Tuesday, October 22, 2013


Tuesday of the Twenty-ninth Week in Ordinary Time

(Romans 5:12.15b.17-19.20b-21; Luke 12:35-38)

Sexual abuse of minors by Catholic priests in the United States has more than sinful and scandalous; it has been horrendous.  About three thousand priests over a period of fifty years have been accused of such crime, according to the Church’s Promoter of Justice at the Vatican.  Could any good come out of such a cesspool?  Now it is safe to answer, “Yes.”  The Church’s response has been thorough and effective.  If at one time the Church was lax in supervision, now it is exemplary.  The checks that it has set up seem to have made it a model for curtailing the evil.  It can be sighted as an example of what St. Paul means in today’s reading from his Letter to the Romans that “where sin increased, grace overflowed all the more.”
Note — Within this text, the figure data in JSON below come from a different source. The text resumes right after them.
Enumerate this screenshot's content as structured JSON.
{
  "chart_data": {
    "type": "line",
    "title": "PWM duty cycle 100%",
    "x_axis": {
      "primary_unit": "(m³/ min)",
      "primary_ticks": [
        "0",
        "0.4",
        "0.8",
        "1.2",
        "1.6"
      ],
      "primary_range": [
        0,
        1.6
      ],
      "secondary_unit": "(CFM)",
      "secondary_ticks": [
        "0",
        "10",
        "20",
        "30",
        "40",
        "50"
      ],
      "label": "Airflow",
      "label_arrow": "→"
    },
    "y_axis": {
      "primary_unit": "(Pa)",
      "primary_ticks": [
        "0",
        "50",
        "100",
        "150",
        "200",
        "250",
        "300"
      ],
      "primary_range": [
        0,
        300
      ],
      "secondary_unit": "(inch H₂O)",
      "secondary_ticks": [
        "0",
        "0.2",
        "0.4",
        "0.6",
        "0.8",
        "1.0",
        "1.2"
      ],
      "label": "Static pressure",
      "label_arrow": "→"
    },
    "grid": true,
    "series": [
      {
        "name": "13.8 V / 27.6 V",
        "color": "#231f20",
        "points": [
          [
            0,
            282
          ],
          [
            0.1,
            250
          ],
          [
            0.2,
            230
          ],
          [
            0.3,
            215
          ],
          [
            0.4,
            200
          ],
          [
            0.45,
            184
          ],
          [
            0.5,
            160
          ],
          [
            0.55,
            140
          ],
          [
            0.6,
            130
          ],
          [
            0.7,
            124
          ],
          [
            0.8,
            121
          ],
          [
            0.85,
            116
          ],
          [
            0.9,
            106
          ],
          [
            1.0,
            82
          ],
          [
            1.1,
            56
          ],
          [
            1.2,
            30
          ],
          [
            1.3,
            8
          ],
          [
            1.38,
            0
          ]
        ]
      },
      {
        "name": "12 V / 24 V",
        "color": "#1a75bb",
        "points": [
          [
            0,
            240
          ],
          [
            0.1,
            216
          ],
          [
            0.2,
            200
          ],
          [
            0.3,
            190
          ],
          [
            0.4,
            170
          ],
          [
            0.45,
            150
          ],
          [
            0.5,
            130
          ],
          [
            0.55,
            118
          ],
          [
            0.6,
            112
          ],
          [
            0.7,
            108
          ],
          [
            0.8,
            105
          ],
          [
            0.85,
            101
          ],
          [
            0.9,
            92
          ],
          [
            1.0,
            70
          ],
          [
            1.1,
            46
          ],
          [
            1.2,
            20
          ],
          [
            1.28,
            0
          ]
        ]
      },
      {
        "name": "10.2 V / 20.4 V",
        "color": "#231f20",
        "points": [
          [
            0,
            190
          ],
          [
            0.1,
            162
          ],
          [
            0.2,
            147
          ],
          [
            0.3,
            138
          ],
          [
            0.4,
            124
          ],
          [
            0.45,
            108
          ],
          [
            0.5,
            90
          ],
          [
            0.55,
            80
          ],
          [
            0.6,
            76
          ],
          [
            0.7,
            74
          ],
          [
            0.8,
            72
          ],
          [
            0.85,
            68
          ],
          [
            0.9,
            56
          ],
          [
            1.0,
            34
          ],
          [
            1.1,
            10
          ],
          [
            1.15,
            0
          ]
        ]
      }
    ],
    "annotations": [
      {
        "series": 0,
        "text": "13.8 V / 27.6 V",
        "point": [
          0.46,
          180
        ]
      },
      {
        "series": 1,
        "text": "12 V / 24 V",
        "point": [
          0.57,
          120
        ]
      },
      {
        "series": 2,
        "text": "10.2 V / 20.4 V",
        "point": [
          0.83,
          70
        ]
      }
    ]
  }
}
Paul is writing of human sinful nature the history of which dates back to the first man and woman.  Even with the aid of the Hebrew Law, humans were caught in a vortex of evil.  Then Jesus came to stem the downward thrust.  He not only lived righteously but died to make manifest the egotism at the root of sin.  His death, however, left no trace of personal disgrace as he rose in glory, the first instance of a blessing that encompasses all his followers.

The Holy Spirit has given the Church a resiliency to overcome scandals like sexual abuse a decade ago.  The Spirit works through each of us.  It urges us to abide by the norms that have been set up and to always examine our consciences so that we might act with prudence.  With the Spirit’s guidance the Church has become the template for sexual temperance.